Pioneer cooks relied heavily on bee-sweetenin', or honey, for seasoning baked goods and fruits. Sweetening with honey may still be preferable to refined sugar as part of a healthy eating plan; it does have trace minerals, and since it is absorbed more slowly into the body than refined sugar, it's less likely to give a person blood sugar spikes. Honey can provide intense sweetness, perhaps as much as 1/3 more than an equal volume of sugar. However, its liquid state may mean adjusting familiar recipes. Seasoning tart cranberries with honey illustrates the challenges and rewards of bee sweetenin.'
Cranberry sauce is easily made at home and can be seasoned with honey. Since homemade sauce is usually juicy, you can substitute honey for granulated sugar on a one-to-one basis. This surprisingly simple sauce has a wide number of variations, including additions of citrus fruits and peels, along with whole spices like cinnamon stick and clove. Honey made from a single variety of flower, like orange-blossom or sage, may add even more spicy nuances. Because it does not have to be dissolved during cooking, honey may provide a more flexible sweetening source to obtain the level of sweetness your family regards as just right.
Cranberry Fruit Dishes
Only a small amount of honey may be needed to sweeten cranberries when they are combined with other already sweet fruits. In a cooked fruit compote of apples and cranberries, a juicy consistency makes it possible to start with a small amount of honey and correct to taste as simmering progresses. An apple-cranberry pie, however, offers less latitude for sweetening at will because an overly juicy filling can overwhelm the pastry crust. Blind-baking pie crust, partially cooking fruit filling and a brief finishing in the oven may prevent problems. You may also wish to experiment with adding or increasing a juice-thickener like arrowroot or cornstarch to the filling when using honey in place of sugar.

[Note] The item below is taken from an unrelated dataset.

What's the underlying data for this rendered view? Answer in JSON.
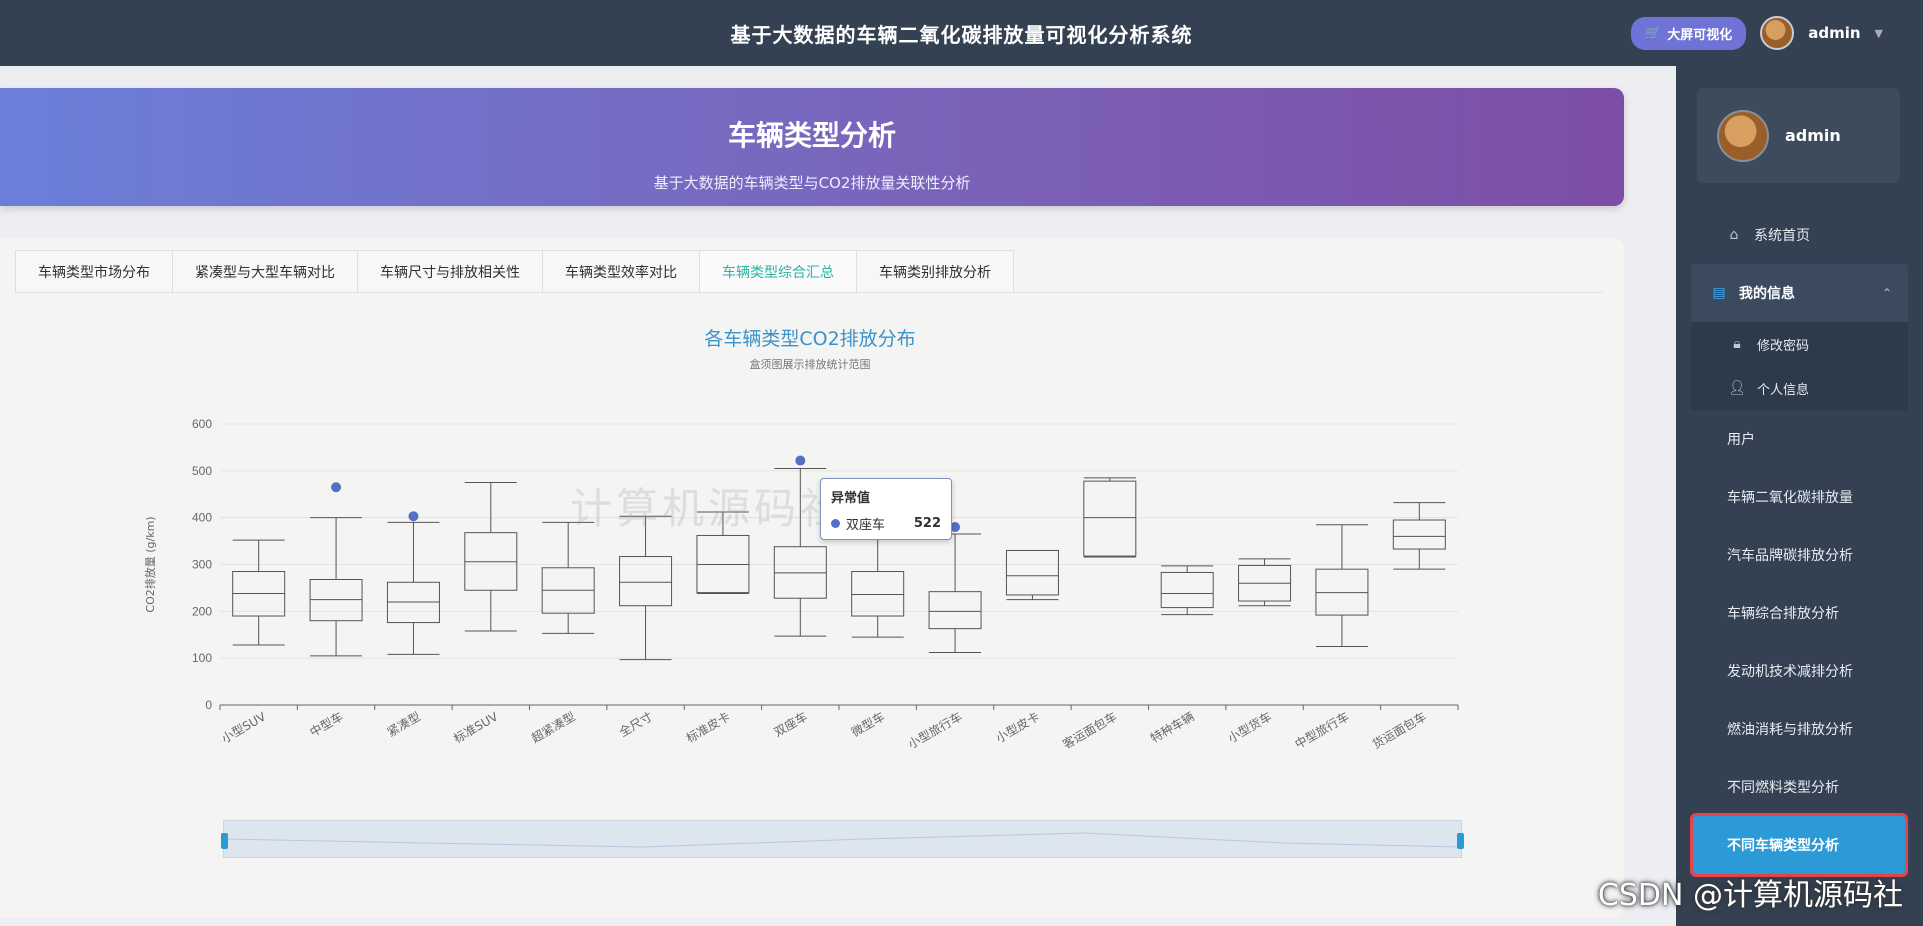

Quick Breads, Cakes or Cookies
When baking with honey, it makes sense to reduce the overall volume of liquid in recipes calling for 1 cup or more of sugar. Quick breads like orange-cranberry bread can often be made with less sweetening, but cakes and cookies rely on a careful proportioning of fats, liquids and dry ingredients to produce results. Depending on the recipe, decreasing another liquid like orange juice or milk or adding a little extra flour can restore the necessary balance.
Honey-Sweetened Dried Cranberries
Honey may perform as well as or better than granulated sugar when making sweetened dried cranberries in your oven or a food dehydrator. The sticky liquid can provide a more thorough coating of sweetener than granulated sugar, and parchment paper keeps honeyed cranberries from sticking to your baking pan as well as it does sugared berries. Making dried cranberries at home takes more time than effort and yields a valuable store of pre-sweetened fruit that can be stirred into fresh and baked dishes.